Saisie d'un contentieux relatif à ces brevets, la grande chambre de recours de l'OEB a jugé en décembre 2010 que ne sont pas brevetables les procédés reposant sur le croisement et la sélection des plantes, même si des interventions techniques sont nécessaires pour réaliser ce croisement ou cette sélection. Pour être brevetable, l'intervention technique humaine doit introduire des modifications artificielles dans le génome de la plante. Ces décisions sont importantes car elles précisent ce qu'est un procédé essentiellement biologique.

Dans une seconde série de décisions du 25 mars dernier portant sur les mêmes variétés végétales, la grande chambre de recours de l'OEB a jugé que l'exclusion de la brevetabilité des procédés essentiellement biologiques ne concerne pas les variétés végétales obtenues par ces procédés, même si certaines législations nationales en disposent autrement. Autrement dit, la variété végétale est brevetable, même si le procédé ne l'est pas. Cette décision difficilement interprétable est plutôt une décision d'appel pour que l'Europe lève dans une nouvelle directive l'ambiguïté de celle de 1998.

La mise en oeuvre de ces dernières décisions va susciter des difficultés, car elles sont contraires aux législations, allemande et néerlandaise par exemple, ou aux pratiques nationales, comme celles de l'Institut national de propriété intellectuelle (INPI) qui intègre dans sa pratique l'interprétation résultant des décisions de 2010 : il considère que l'exclusion de la brevetabilité s'étend aussi aux variétés végétales obtenues par des procédés essentiellement biologiques.

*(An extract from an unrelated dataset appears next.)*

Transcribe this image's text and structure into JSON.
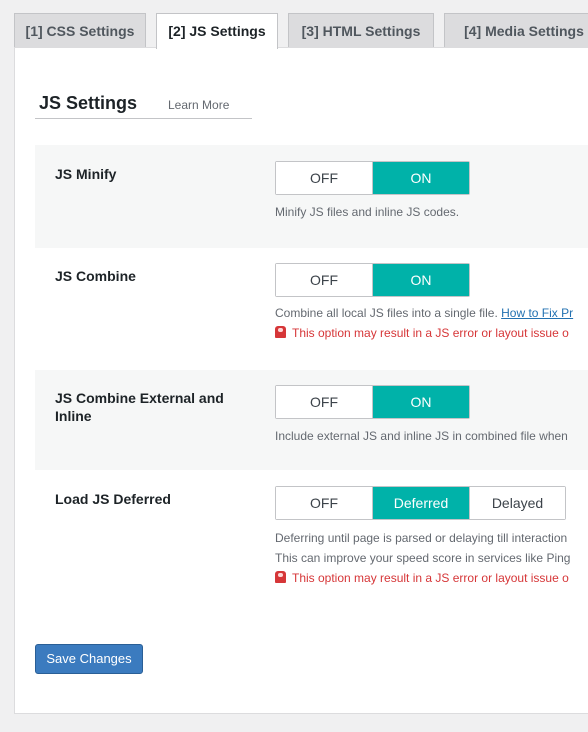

Les décisions de 2015 compliquent donc la façon dont s'articulent brevet et COV.

Les ministres de l'agriculture des Vingt-huit, à l'occasion d'un déjeuner en marge du Conseil agricole le 22 octobre dernier, ont convenu dans un certain consensus que l'Union européenne doit éviter d'accorder des brevets à des variétés obtenues par des méthodes de sélection classique. Les États membres craignent que cela n'entrave la recherche et l'innovation européenne en affectant l'exemption dont bénéficient les semenciers dans le cadre du COV. En attendant une clarification de la situation, l'OEB continue de délivrer des brevets à des cultures conventionnelles comme, par exemple, un poivron sans pépins développé par l'entreprise Syngenta.

Lors de notre table ronde, les personnes auditionnées ont insisté sur l'obsolescence de certaines dispositions de la directive de 1998. Cette situation est due en particulier à l'évolution technologique dans le domaine génétique, à la concentration observée dans ce secteur industriel et au champ plus large des brevets. Les décisions de l'OEB du 25 mars dernier mettent en évidence d'éventuelles divergences d'application de ce texte. Toutefois, beaucoup ont considéré qu'il paraissait extrêmement difficile de modifier cette directive et ont plutôt évoqué la nécessité d'une clarification jurisprudentielle à l'occasion d'une saisine de la Cour de justice de l'Union européenne dont la décision devrait alors s'imposer à l'OEB.

Trois critères sont considérés pour délivrer un COV : la plante doit être différente, homogène et stable dans la reproduction (DHS). Le matériel de cette plante peut être utilisé pour reconstruire une autre plante qui n'aura pas les mêmes propriétés DHS et qui pourra servir aux chercheurs sans avoir à payer de redevances.